Dupont e Dupont: existe mercado Linux?



Pondo de parte as questões existenciais acerca dos modelos de negócio, uma das questões bem reais que nos deparamos é: existe um mercado Linux / “open source”?

A dúvida inicial, mais ou menos ingénua, é todavia pertinente.

Isto porque se verificarmos a face mais visível da SuSE, Red Hat ou Caixa Mágica ela é gratuita. Foruns, software e documentação podem-se geralmente aceder sem custo ou restrição. Sobre isto o irmão Dupont afirma que o “open source é bom”.

Mas se a existência de mercado for verificada pelas transacções entre quem necessita de software, serviços ou formação em “open source” e quem o fornece, então certamente que existe tal mercado. A IDC, em Setembro de 2005, identifica que a nível mundial este mercado valerá 35,7 mil milhões em 2008 com um crescimento de 26% ao ano. Estes valores envolvem serviços profissionais, formação e suporte que resolvem problemas concretos das empresas, ajudam-nas a criar valor e a reduzir custos. É o segundo irmão Dupont que garante, sobre uma realidade de mercado IT, que o “open source é bom”.

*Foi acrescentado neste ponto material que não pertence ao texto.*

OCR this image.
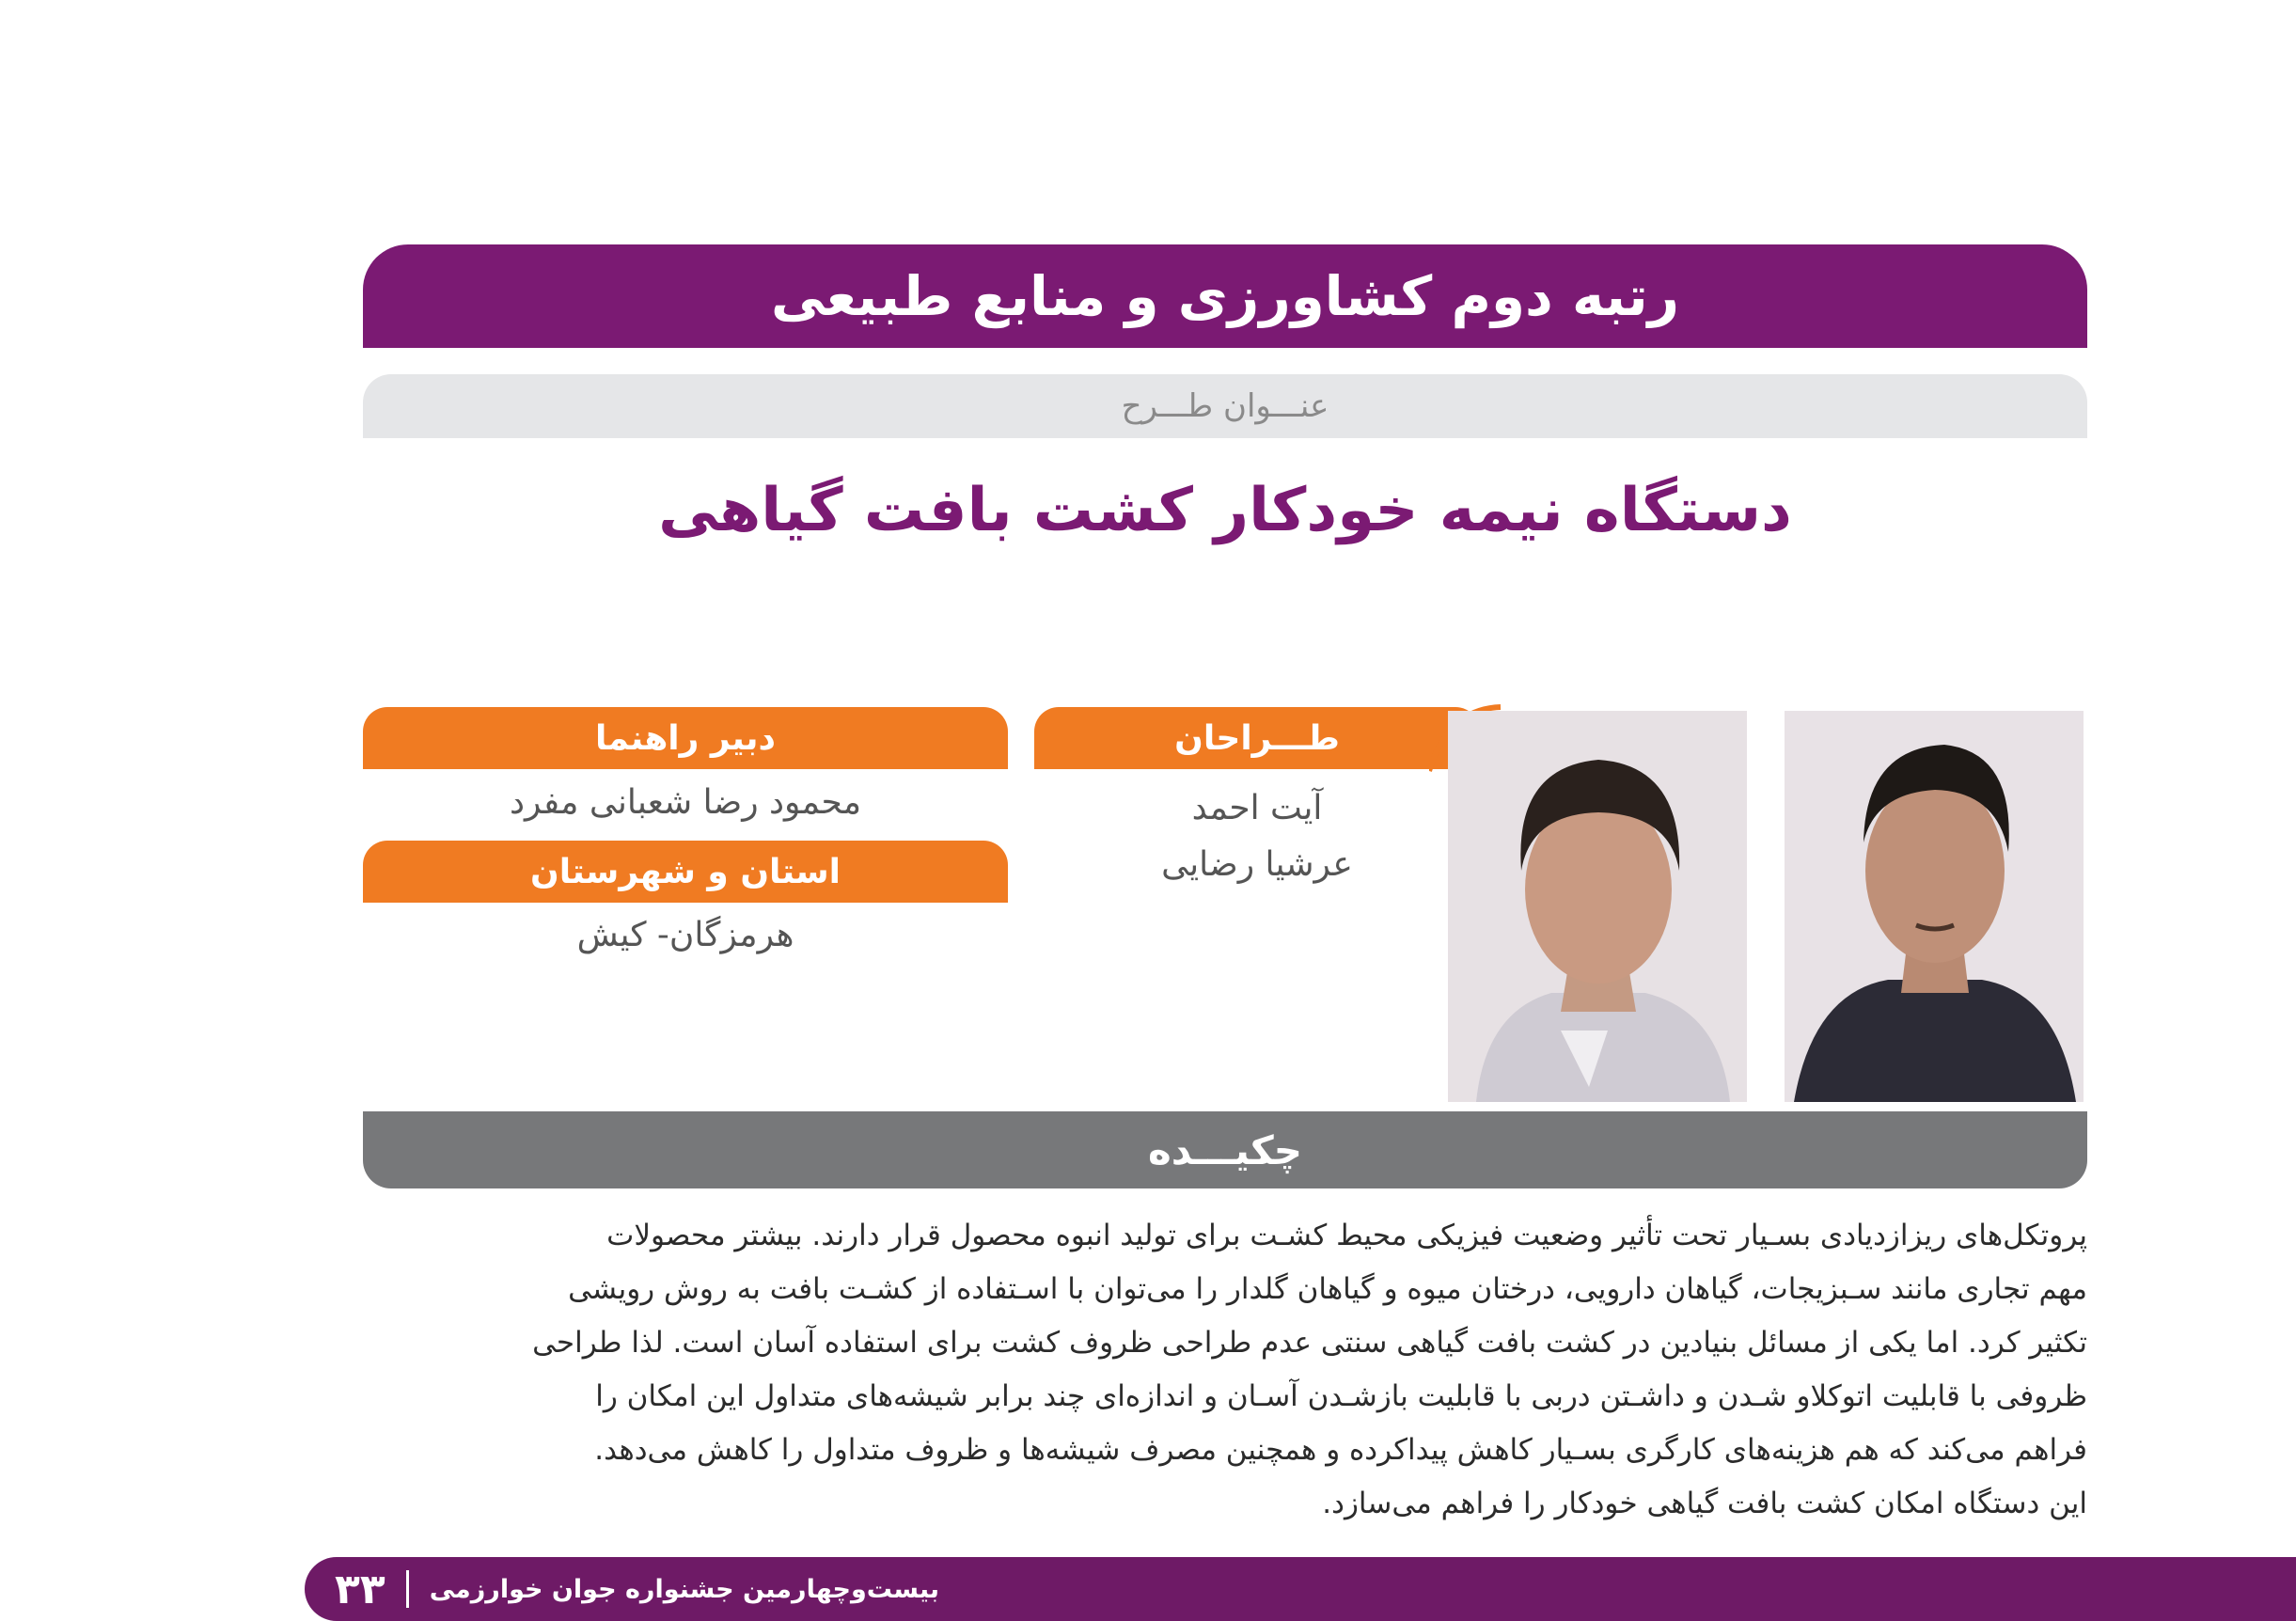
رتبه دوم کشاورزی و منابع طبیعی
عنـــوان طـــرح
دستگاه نیمه خودکار کشت بافت گیاهی
طـــراحان
آیت احمد
عرشیا رضایی
دبیر راهنما
محمود رضا شعبانی مفرد
استان و شهرستان
هرمزگان- کیش
چکیـــده

پروتکل‌های ریزازدیادی بسـیار تحت تأثیر وضعیت فیزیکی محیط کشـت برای تولید انبوه محصول قرار دارند. بیشتر محصولات

مهم تجاری مانند سـبزیجات، گیاهان دارویی، درختان میوه و گیاهان گلدار را می‌توان با اسـتفاده از کشـت بافت به روش رویشی

تکثیر کرد. اما یکی از مسائل بنیادین در کشت بافت گیاهی سنتی عدم طراحی ظروف کشت برای استفاده آسان است. لذا طراحی

ظروفی با قابلیت اتوکلاو شـدن و داشـتن دربی با قابلیت بازشـدن آسـان و اندازه‌ای چند برابر شیشه‌های متداول این امکان را

فراهم می‌کند که هم هزینه‌های کارگری بسـیار کاهش پیداکرده و همچنین مصرف شیشه‌ها و ظروف متداول را کاهش می‌دهد.

این دستگاه امکان کشت بافت گیاهی خودکار را فراهم می‌سازد.

۳۳ بیست‌وچهارمین جشنواره جوان خوارزمی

As barreiras à entrada de Linux, Apache ou Tomcat nas organizações portuguesas não é diferente de outras tecnologias. Apenas necessitam de provar que são uma alternativa técnica / económica viável e serem apresentadas por um fornecedor credível que possa apoiar a sua integração.

Este mercado IT, o do segundo irmão Dupont, tem e terá várias fases.

A fase inicial compreendeu a introdução de open source em nichos específicos como sistemas embebidos, universidades e centros de investigação.

Esta fase terminou em 2000 e foi substituída por uma nova em que Linux, Apache, OpenOffice, entre outros, foram introduzidos transversalmente em organizações que não recorreram a apoio externo para a integração dos mesmos na sua infra-estrutura IT. Por um lado, porque as empresas fornecedoras de soluções não foram suficientemente “sensuais” a apresentar a sua mais valia. Por outro lado, porque se julgou que a utilização de software open source deveria ser algo “asséptico”, sem lugar para facturação externa à organização, sem trocas monetárias.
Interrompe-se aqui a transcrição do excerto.